Single by Louane

from the album Louane
- Released: 30 June 2017
- Genre: French pop
- Songwriters: Dany Synthé; Guillaume Boscaro; Thomas Caruso; Aron Ottignon;
- Producer: Dany Synthé

Louane singles chronology
| "Tourne" (2016) | "On était beau" (2017) | "Si t'étais là" (2017) |

= On était beau =

"On était beau" is a song by French singer Louane. It was released on 30 June 2017 as the lead single from her second studio album Louane.

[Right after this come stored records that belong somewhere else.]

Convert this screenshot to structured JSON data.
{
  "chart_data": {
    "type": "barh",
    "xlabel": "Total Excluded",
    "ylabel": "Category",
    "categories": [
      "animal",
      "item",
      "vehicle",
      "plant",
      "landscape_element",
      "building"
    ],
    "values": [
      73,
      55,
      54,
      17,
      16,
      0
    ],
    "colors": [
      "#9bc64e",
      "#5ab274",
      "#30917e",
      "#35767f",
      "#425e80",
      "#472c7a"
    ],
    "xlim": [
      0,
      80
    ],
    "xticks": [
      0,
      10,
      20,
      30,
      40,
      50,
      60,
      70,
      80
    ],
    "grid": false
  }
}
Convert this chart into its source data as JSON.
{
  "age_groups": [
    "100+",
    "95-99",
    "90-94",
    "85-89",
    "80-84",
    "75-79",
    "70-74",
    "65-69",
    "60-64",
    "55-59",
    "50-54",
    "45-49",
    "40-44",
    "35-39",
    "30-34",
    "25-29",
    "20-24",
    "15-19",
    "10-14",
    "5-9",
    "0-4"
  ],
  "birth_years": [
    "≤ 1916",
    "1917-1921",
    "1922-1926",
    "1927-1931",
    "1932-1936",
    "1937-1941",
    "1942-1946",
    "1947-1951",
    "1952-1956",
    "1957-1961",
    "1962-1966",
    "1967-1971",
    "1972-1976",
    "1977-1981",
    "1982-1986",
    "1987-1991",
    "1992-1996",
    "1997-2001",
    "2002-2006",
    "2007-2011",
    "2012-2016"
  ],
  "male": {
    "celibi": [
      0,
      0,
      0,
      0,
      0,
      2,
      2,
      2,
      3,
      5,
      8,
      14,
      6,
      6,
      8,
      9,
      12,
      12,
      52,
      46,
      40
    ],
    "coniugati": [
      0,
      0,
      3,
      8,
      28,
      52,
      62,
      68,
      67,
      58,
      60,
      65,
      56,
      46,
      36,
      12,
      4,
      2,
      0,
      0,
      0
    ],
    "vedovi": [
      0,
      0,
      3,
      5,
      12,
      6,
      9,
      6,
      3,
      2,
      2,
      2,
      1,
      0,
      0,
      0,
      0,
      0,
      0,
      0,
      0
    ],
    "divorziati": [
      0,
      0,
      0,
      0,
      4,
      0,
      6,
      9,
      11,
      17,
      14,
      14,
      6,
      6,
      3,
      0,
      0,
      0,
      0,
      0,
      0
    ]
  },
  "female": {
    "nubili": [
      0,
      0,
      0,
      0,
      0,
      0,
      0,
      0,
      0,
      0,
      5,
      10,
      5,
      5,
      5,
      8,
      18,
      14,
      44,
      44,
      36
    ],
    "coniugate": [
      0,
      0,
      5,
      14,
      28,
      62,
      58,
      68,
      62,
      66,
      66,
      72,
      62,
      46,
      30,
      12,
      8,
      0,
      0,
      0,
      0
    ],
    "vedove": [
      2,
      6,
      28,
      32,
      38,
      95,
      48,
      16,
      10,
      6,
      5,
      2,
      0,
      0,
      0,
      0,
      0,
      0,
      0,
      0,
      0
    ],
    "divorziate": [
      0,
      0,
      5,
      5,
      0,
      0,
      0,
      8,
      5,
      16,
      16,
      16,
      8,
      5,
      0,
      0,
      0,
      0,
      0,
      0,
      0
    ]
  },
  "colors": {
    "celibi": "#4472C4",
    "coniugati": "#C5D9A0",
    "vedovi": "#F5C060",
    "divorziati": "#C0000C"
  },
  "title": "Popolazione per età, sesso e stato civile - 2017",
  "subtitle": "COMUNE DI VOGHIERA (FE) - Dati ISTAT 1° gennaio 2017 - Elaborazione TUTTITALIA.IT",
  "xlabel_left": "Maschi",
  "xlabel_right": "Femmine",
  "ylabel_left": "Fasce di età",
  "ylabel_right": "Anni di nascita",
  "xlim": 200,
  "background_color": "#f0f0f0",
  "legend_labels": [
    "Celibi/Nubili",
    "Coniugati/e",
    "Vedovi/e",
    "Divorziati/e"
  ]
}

The song has peaked at number nine on the French Singles Chart.

==Charts==

===Weekly charts===

| Chart (2017) | Peak position |
|---|---|
| Belgium (Ultratip Bubbling Under Flanders) | 47 |
| Belgium (Ultratop 50 Wallonia) | 6 |
| France (SNEP) | 9 |
| Switzerland (Schweizer Hitparade) | 76 |
| Switzerland (Media Control Romandy) | 9 |

===Year-end charts===

| Chart (2017) | Position |
|---|---|
| Belgium (Ultratop Wallonia) | 48 |
| France (SNEP) | 155 |

===Certifications===

| Region | Certification | Certified units/sales |
| France (SNEP) | Diamond | 333,333^{‡} |
^{‡} Sales+streaming figures based on certification alone.